1 個簡單的 Two-Agent Chat 範例 — 猜數字
前述範例屬於 agent 自問自答的範例,接著我們做一個 two-agent 猜數字的範例。
猜數字的範例中,我們設計 2 個角色與它們的職責:
- Jack,負責告訴 Cathy 是否猜中數字。如果沒猜中,則給予 Cathy 提示;猜中的話,就停止執行。
- Cathy,負責猜數字
以下是 two-agent 猜數字的程式碼,從程式碼也可以看到 2 個 agents 各自的 prompt:
guess_number_example.py
from autogen import ConversableAgent
llm_config = {
'config_list': [
{
'model': 'llama3.1:8b',
'base_url': 'http://localhost:11434/v1',
'api_key': 'ollama', # 任意值皆可
'price': [0, 0],
}
],
}
jack = ConversableAgent(
'Jack',
llm_config=llm_config,
system_message='''
You are playing a game called "Guess My Number."
6 is the number, and I will try to guess it.
If I guess a number that is higher than 6, respond with "Too high."
If I guess a number that is lower than 6, respond with "Too low."
No additional description is needed.
''',
is_termination_msg=lambda msg: '6' in msg['content'],
)
cathy = ConversableAgent(
'Cathy',
llm_config=llm_config,
system_message='''
I have a number in mind, and you will try to guess it.
If I respond with "Too high", you should guess a lower number.
If I respond with "Too low", you should guess a higher number.
Please only answer the number which you guess.
No additional description is needed.
''',
)
result = jack.initiate_chat(cathy, message='I have a number between 1 and 10. Guess it!')
上述程式碼中,最重要的部分為:
is_termination_msg=lambda msg: '6' in msg['content'],
參數 is_termination_msg
是 1 個 callable,該 callable 會在收到訊息時執行,作為判斷是否要結束對話的依據,傳入值為 1 個含有 content
, role
, name
等 key 的 dictionary,分別代表收到的文字訊息、傳送文字訊息的角色、傳送文字訊息的 agent 名字。
之所以需要設定參數 is_termination_msg
是因為 2 個 agents 需要知道在何時、何種情況下結束對話,否則 2 個 agents 就會進行無止盡的對話,以猜數字來說,只要 Jack 收到數字 6 的訊息,就可以結束對話。
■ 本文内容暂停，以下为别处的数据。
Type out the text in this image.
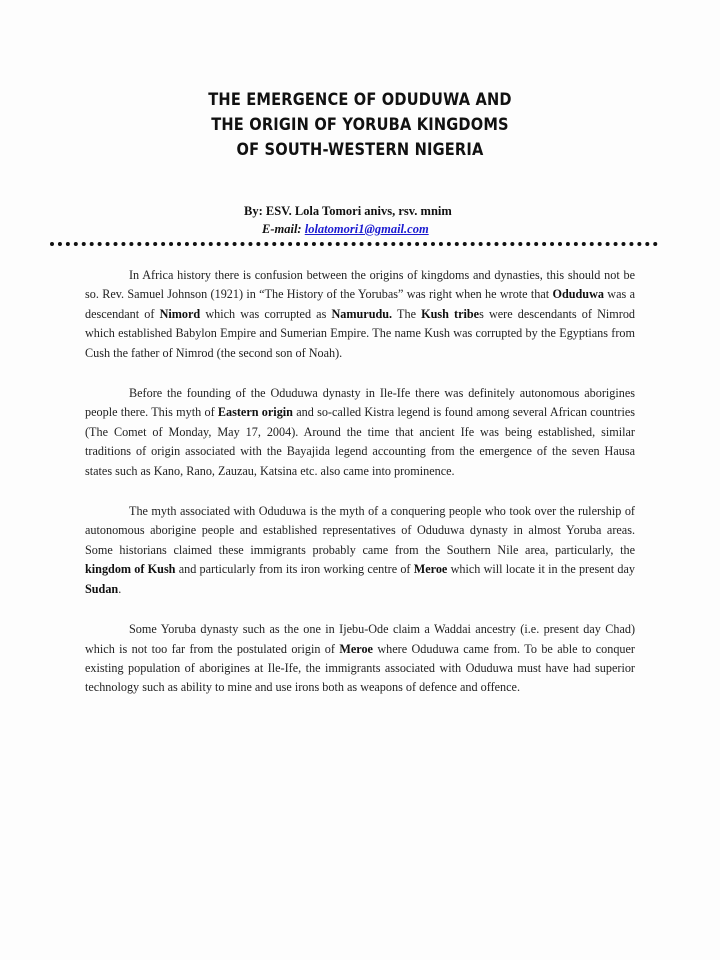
THE EMERGENCE OF ODUDUWA AND
THE ORIGIN OF YORUBA KINGDOMS
OF SOUTH-WESTERN NIGERIA
By: ESV. Lola Tomori anivs, rsv. mnim
E-mail: lolatomori1@gmail.com

In Africa history there is confusion between the origins of kingdoms and dynasties, this should not be so. Rev. Samuel Johnson (1921) in “The History of the Yorubas” was right when he wrote that Oduduwa was a descendant of Nimord which was corrupted as Namurudu. The Kush tribes were descendants of Nimrod which established Babylon Empire and Sumerian Empire. The name Kush was corrupted by the Egyptians from Cush the father of Nimrod (the second son of Noah).

Before the founding of the Oduduwa dynasty in Ile-Ife there was definitely autonomous aborigines people there. This myth of Eastern origin and so-called Kistra legend is found among several African countries (The Comet of Monday, May 17, 2004). Around the time that ancient Ife was being established, similar traditions of origin associated with the Bayajida legend accounting from the emergence of the seven Hausa states such as Kano, Rano, Zauzau, Katsina etc. also came into prominence.

The myth associated with Oduduwa is the myth of a conquering people who took over the rulership of autonomous aborigine people and established representatives of Oduduwa dynasty in almost Yoruba areas. Some historians claimed these immigrants probably came from the Southern Nile area, particularly, the kingdom of Kush and particularly from its iron working centre of Meroe which will locate it in the present day Sudan.

Some Yoruba dynasty such as the one in Ijebu-Ode claim a Waddai ancestry (i.e. present day Chad) which is not too far from the postulated origin of Meroe where Oduduwa came from. To be able to conquer existing population of aborigines at Ile-Ife, the immigrants associated with Oduduwa must have had superior technology such as ability to mine and use irons both as weapons of defence and offence.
以下是其執行結果,可以看到 Jack 向 Cathy 發出對話訊息,接著 2 個 agents 進入猜數字的對話,直到 Cathy 猜中數字 6 為止:
$ python guess_number_example.py
Jack (to Cathy):
I have a number between 1 and 10. Guess it!
------
>>>>>>>> USING AUTO REPLY...
Cathy (to Jack):
7
------
>>>>>>>> USING AUTO REPLY...
Jack (to Cathy):
Too high.
------
>>>>>>>> USING AUTO REPLY...
Cathy (to Jack):
5
------
>>>>>>>> USING AUTO REPLY...
Jack (to Cathy):
Too low.
------
>>>>>>>> USING AUTO REPLY...
Cathy (to Jack):
8
------
>>>>>>>> USING AUTO REPLY...
Jack (to Cathy):
Too high.
------
>>>>>>>> USING AUTO REPLY...
Cathy (to Jack):
6
------
這種 2 個 agents 之間的對話模式,也是 AutoGen 官方文件所提到的 Two-agent chat,也是最簡單最容易理解的對話模式,適合 question answering 的情境,例如一方扮演教師,另一方則扮演學生,而我們可以將教師 agent 與學生 agent 的互動內容進行摘要後產出內容:
下列程式碼是模擬學生 agent 詢問教師 agent 三角不等式的範例,有興趣的人可以玩看看:
from autogen import ConversableAgent
llm_config = {
'config_list': [
{
'model': 'llama3.1:8b',
'base_url': 'http://localhost:11434/v1',
'api_key': 'ollama', # 任意值皆可
'price': [0, 0],
}
],
}
student_agent = ConversableAgent(
name="Student_Agent",
system_message="You are a student willing to learn.",
llm_config=llm_config,
)
teacher_agent = ConversableAgent(
name="Teacher_Agent",
system_message="You are a math teacher.",
llm_config=llm_config,
)
chat_result = student_agent.initiate_chat(
teacher_agent,
message="What is triangle inequality?",
summary_method="reflection_with_llm",
max_turns=2,
)
print(chat_result.summary)
上述程式碼值得注意的是學生發起對話的 summary_method
參數與 max_turns
參數。
summary_method
參數,設定摘要整段對話的方法,預設為 last_msg
直接用最後的對話訊息當作摘要。如果設定為 reflection_with_llm
則是交由語言模型進行摘要。摘要的內容可以透過對話結果的 summary
屬性取得,如上述範例的 chat_result.summary
。
max_turns
參數,設定幾回合(一問一答算一回合)對話就結束。由於 question answering 的應用情境不像猜數字那樣有明確的結束條件,因此 AutoGen 提供另一種對話結束的設定條件,也就是 max_turns
。
猜數字遊戲後記
如果把數字範圍改成 1 到 100,將會發現 Llama 3.1 8B 對於數字的處理能力不佳,很容易判斷錯誤,例如 75 低於 55、62 大於 72 等情況,屢見不鮮。
綜觀語言模型對於數字的處理能力,目前還是 OpenAI 的語言模型最為出色。(這可能也是為什麼 AutoGen 官方範例是使用 OpenAI 的語言模型)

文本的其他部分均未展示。